String Functions

String functions perform conversion, extraction, or manipulation operations on strings, or return information about strings.

This section describes functions and operators for examining and manipulating string values. Strings in this context include values of the types CHAR, VARCHAR, BINARY, and VARBINARY.

Unless otherwise noted, all of the functions listed in this section work on all four data types. As opposed to some other SQL implementations, Vertica keeps CHAR strings unpadded internally, padding them only on final output.  So converting a CHAR(3) 'ab' to VARCHAR(5) results in a VARCHAR of length 2, not one with length 3 including a trailing space.

Some of the functions described here also work on data of non-string types by converting that data to a string representation first. Some functions work only on character strings, while others work only on binary strings. Many work for both. BINARY and VARBINARY functions ignore multibyte UTF-8 character boundaries.
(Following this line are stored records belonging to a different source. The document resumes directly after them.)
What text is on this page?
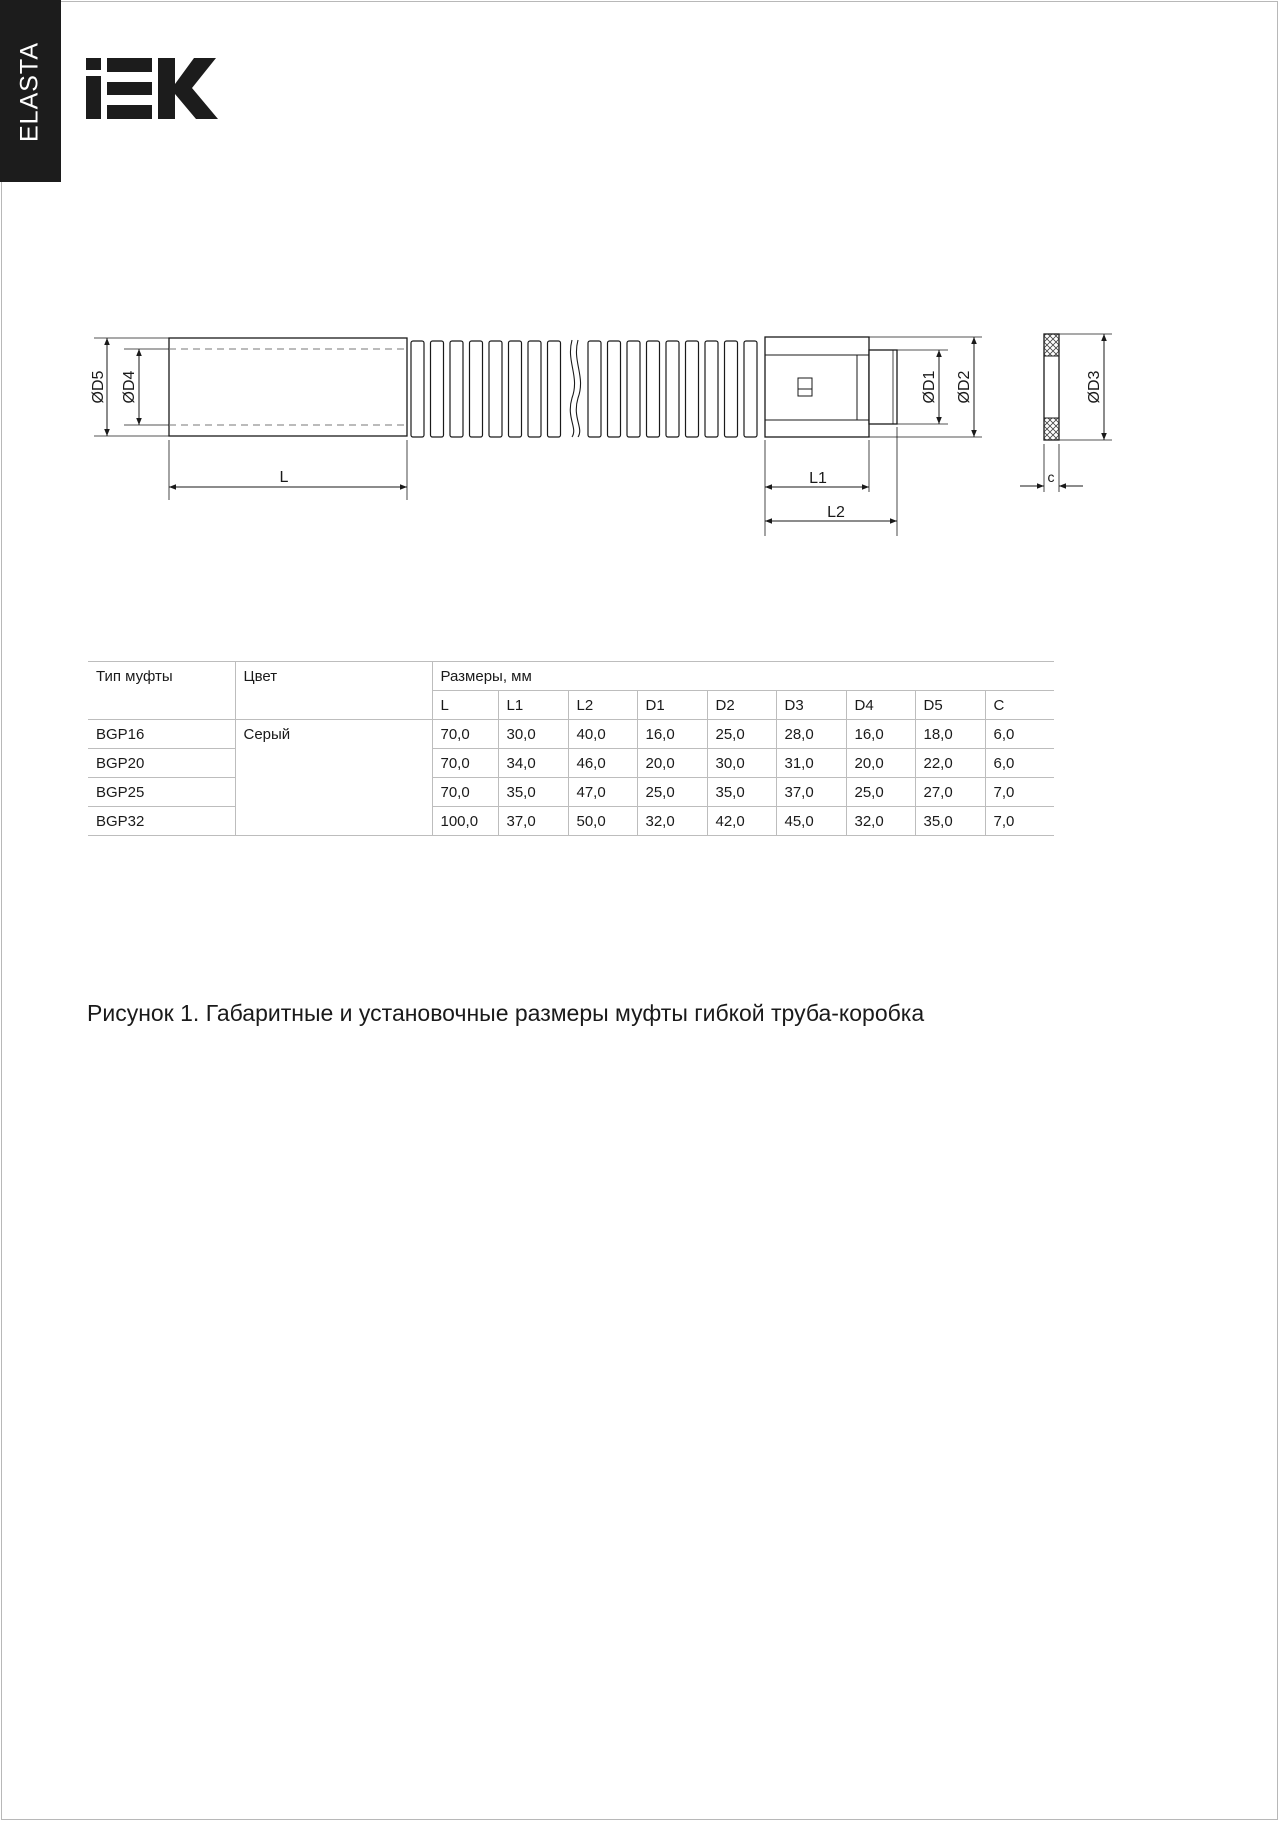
ELASTA
ØD5 ØD4
L
ØD1 ØD2	ØD3
L1
L2
c
Тип муфты	Цвет	Размеры, мм								
		L	L1	L2	D1	D2	D3	D4	D5	C
BGP16	Серый	70,0	30,0	40,0	16,0	25,0	28,0	16,0	18,0	6,0
BGP20		70,0	34,0	46,0	20,0	30,0	31,0	20,0	22,0	6,0
BGP25		70,0	35,0	47,0	25,0	35,0	37,0	25,0	27,0	7,0
BGP32		100,0	37,0	50,0	32,0	42,0	45,0	32,0	35,0	7,0
Рисунок 1. Габаритные и установочные размеры муфты гибкой труба-коробка
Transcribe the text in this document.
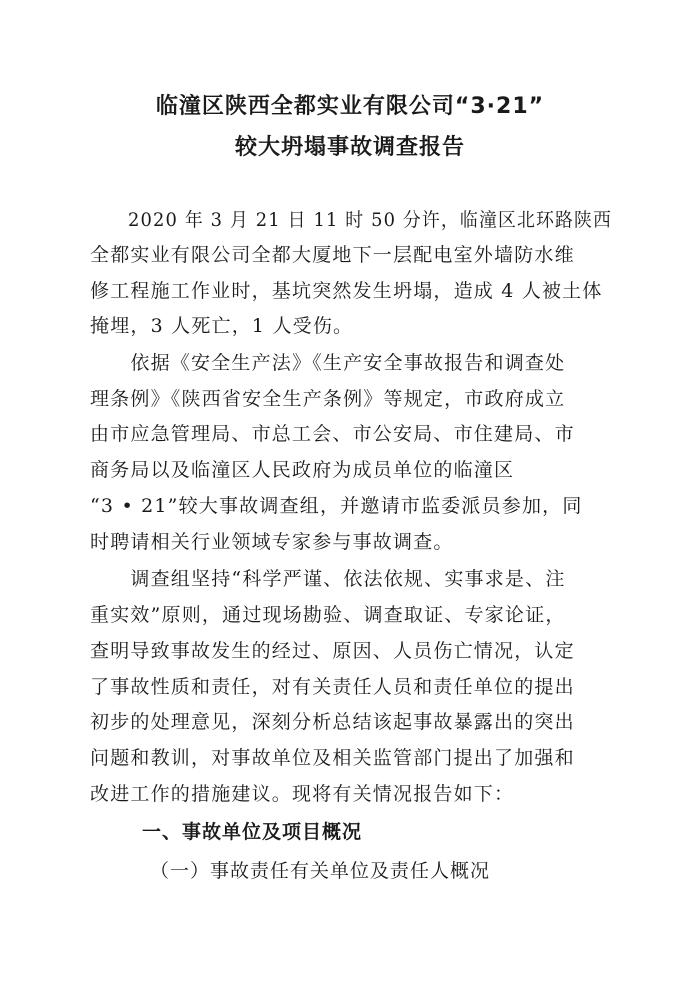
临潼区陕西全都实业有限公司“3·21”
较大坍塌事故调查报告
　　2020 年 3 月 21 日 11 时 50 分许，临潼区北环路陕西
全都实业有限公司全都大厦地下一层配电室外墙防水维
修工程施工作业时，基坑突然发生坍塌，造成 4 人被土体
掩埋，3 人死亡，1 人受伤。
　　依据《安全生产法》《生产安全事故报告和调查处
理条例》《陕西省安全生产条例》等规定，市政府成立
由市应急管理局、市总工会、市公安局、市住建局、市
商务局以及临潼区人民政府为成员单位的临潼区
“3 • 21”较大事故调查组，并邀请市监委派员参加，同
时聘请相关行业领域专家参与事故调查。
　　调查组坚持“科学严谨、依法依规、实事求是、注
重实效”原则，通过现场勘验、调查取证、专家论证，
查明导致事故发生的经过、原因、人员伤亡情况，认定
了事故性质和责任，对有关责任人员和责任单位的提出
初步的处理意见，深刻分析总结该起事故暴露出的突出
问题和教训，对事故单位及相关监管部门提出了加强和
改进工作的措施建议。现将有关情况报告如下：
一、事故单位及项目概况
（一）事故责任有关单位及责任人概况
Non-binary character string functions handle normalized multibyte UTF-8 characters, as specified by the Unicode Consortium. Unless otherwise specified, those character string functions for which it matters can optionally specify whether VARCHAR arguments should be interpreted as octet (byte) sequences, or as (locale-aware) sequences of UTF-8 characters. This is accomplished by adding "USING OCTETS" or "USING CHARACTERS" (default) as a parameter to the function.

Some character string functions are stable because in general UTF-8 case-conversion, searching and sorting can be locale dependent. Thus, LOWER is stable, while LOWERB is immutable. The USING OCTETS clause converts these functions into their "B" forms, so they become immutable. If the locale is set to collation=binary, which is the default, all string functions—except CHAR_LENGTH/CHARACTER_LENGTH, LENGTH, SUBSTR, and OVERLAY—are converted to their "B" forms and so are immutable.

BINARY implicitly converts to VARBINARY, so functions that take VARBINARY arguments work with BINARY.